Zvolen: slowakische Erstaufführung von "I MASNADERI"

  • Welcher Festivaltourist oder auch „normale“ Opernfreund kennt Zvolen ? Ich bin vermutlich nicht der Einzige, dem diese historische Kleinstadt ziemlich genau in der Mitte der Slowakei nicht einmal vom Namen her ein Begriff war. Nie wäre ich jemals auf die Idee gekommen, in diesen auch mir bisher Ort zu einer Opernaufführung zu fahren. Und doch findet auf der Burg von Zvolen seit einigen Jahren jährlich ein von der Staatsoper in Banska Bystrica organisiertes Festival statt. Heuer standen unter anderem „La Traviata“, „La Boheme“ und die slowakische Erstaufführung von Giuseppe Verdi´s „I Masnaderi“ (alle in der Originalsprache) auf dem Programm. Und diese 1847 in London auf Schillers „Räubern“ basierende Oper war der Grund für meinen Kurzaufenthalt in der Slowakei.


    Rund um die Komposition der Oper beschäftigte sich Verdi auch mit „Macbetto“ und hatte auch schon erste Gedanken zu „Il Corsaro“ zu Papier gebracht. Kein Wunder also, wenn einzelne Passagen von „I Masnaderi“ an „Il Corsaro“ erinnern.


    Da nur eine einzige Aufführung am 26. Juni vorgesehen war, spielte man die Oper natürlich konzertant; eine szenische Produktion hätte auch jeden finanziellen Rahmen gesprengt. Und da der Hof der Burg auch akustisch nicht schlechter klingt, als viele Säle (wenn man die Übungsflüge zu einem nahe gelegenen Militärflugplatz überhört), bietet sich an einem schönen Sommerabend eine annähernd ideale Freiluftaufführung an.


    Allein das Wetter hatte mit den Besuchern kein Mitleid – ein heftiges Gewitter war schon am Nachmittag niedergegangen und dunkle Wolken ließen für den Abend nichts Gutes erahnen – und so wurde die Aufführung kurzerhand in das Theater von Zvolen verlegt. Dort war es wenigstens weniger schwül und auch die Polstersitze waren bequemer als die Holzbänke im Burghof gewesen wären.

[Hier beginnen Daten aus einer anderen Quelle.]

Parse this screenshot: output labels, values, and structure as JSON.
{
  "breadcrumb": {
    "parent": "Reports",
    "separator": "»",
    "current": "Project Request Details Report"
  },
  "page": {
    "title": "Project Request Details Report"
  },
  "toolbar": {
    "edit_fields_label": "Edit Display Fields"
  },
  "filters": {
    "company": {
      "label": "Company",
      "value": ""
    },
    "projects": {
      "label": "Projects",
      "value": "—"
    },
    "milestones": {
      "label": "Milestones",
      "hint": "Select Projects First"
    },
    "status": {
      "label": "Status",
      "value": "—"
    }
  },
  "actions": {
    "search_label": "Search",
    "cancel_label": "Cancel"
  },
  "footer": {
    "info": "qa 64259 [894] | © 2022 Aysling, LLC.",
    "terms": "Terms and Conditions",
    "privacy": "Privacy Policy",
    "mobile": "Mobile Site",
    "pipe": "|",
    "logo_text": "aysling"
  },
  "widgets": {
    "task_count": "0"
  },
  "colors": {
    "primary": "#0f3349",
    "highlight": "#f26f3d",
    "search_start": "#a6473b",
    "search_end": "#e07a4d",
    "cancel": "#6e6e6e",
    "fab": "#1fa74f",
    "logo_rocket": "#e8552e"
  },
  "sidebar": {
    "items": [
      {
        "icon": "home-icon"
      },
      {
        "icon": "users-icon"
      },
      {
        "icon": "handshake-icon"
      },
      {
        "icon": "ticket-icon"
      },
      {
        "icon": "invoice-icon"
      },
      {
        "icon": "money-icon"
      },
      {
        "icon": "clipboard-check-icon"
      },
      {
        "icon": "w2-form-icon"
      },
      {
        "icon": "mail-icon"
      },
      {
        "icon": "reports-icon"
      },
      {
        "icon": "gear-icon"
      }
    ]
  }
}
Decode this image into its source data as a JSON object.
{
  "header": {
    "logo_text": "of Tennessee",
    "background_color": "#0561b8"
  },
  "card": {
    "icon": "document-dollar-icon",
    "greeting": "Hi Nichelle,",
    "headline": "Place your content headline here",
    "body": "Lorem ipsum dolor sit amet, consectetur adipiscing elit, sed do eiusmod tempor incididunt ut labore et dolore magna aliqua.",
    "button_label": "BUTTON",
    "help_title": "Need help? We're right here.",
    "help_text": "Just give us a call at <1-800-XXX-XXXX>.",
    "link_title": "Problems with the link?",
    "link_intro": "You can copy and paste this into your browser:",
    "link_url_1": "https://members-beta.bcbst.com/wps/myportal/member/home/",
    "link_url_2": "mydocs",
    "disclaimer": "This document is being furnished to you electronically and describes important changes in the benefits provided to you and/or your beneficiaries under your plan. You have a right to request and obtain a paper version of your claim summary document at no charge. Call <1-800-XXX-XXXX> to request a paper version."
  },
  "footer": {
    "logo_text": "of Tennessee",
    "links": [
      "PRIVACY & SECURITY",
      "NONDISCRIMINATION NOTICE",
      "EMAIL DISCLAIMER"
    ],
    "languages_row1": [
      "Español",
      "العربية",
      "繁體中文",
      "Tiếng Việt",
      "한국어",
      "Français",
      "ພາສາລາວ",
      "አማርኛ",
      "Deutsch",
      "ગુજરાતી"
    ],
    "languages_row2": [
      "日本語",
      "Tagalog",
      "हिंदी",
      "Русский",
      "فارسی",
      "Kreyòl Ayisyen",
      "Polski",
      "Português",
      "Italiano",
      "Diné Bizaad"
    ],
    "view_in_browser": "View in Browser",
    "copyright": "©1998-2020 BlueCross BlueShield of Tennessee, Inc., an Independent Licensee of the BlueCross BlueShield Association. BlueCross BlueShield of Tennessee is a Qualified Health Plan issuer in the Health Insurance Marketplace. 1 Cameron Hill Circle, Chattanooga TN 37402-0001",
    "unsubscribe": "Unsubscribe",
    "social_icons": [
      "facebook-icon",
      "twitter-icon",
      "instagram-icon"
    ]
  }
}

    Chor, Orchester, den Dirigenten und einen Solisten stellte die Staatsoper von Banska Bystrica; für die anderen Solopartien konnte ein internationales Ensemble gewonnen werden. Den Carlo sang der spanische Tenor Ignacio Encinas, der leider unüberhörbar indisponiert war und somit in den höheren Lagen mit stimmlichen Problemen zu kämpfen hatte. Sein Bruder Francesco wurde mit mächtigem Bariton von Marco Chingari (Opernfreunden unter anderem von Auftritten in Essen und Berlin bekannt) verkörpert, der trotz der fehlenden Szene der Figur allein durch die stimmliche Präsenz die notwendigen Ecken und Kanten verlieh. Als Amalia stand Chiara Taigi, auch sie kann in ihrem Lebenslauf auf diverse Engagements in Deutschland verweisen, zwischen diesen beiden Männern. Die durchaus anspruchsvolle Partie, die Cavatina im ersten Akt beispielsweise ist voll mit Trillern gespickt und erinnert entfernt an manche der großen Sopranarien Bellinis, meistert mehr als anständig. Die für mich beste Leistung bot der spanische Bass Felipe Bou in der Rolle des Massimiliano, der Vater von Francesco und Carlo. Hier wächst ein schwarzer Bass heran, der für die Ensembles vieler Opernhäuser ein Gewinn wäre und dessen Weiterentwicklung ich sicher beobachten werde. Die kleinen Tenorpartien des Arminio und Rolla wurden mit Peter Schneider, der einen seiner Einsätze so verhaute, dass die Szene neu begonnen wurde, mit einem Hausmitglied besetzt. Als Gast aus Österreich konnte Stefan Tanzer in der Rolle des Moser mit großvolumiger Stimme punkten.
    Suboptimal klang der Chor, der vor allem in der Phrasierung viele Wünsche nicht erfüllen konnte. Und Ähnliches gilt für das Orchester, dessen Solocellistin nach dem Vorspiel zum ersten Akt jedoch berechtigt bejubelt wurde. Die eine oder andere kommunikative Pane zwischen den einzelnen Klangkörpern und den Solisten hätte vielleicht vermieden werden können, hätte Marian Vach ab und zu weniger tief in die Partitur und dafür mehr auf die Mitwirkenden geblickt.
    Trotz aller kritischen Anmerkungen würde ich den Abend aber in Summe als durchaus gelungen bezeichnen.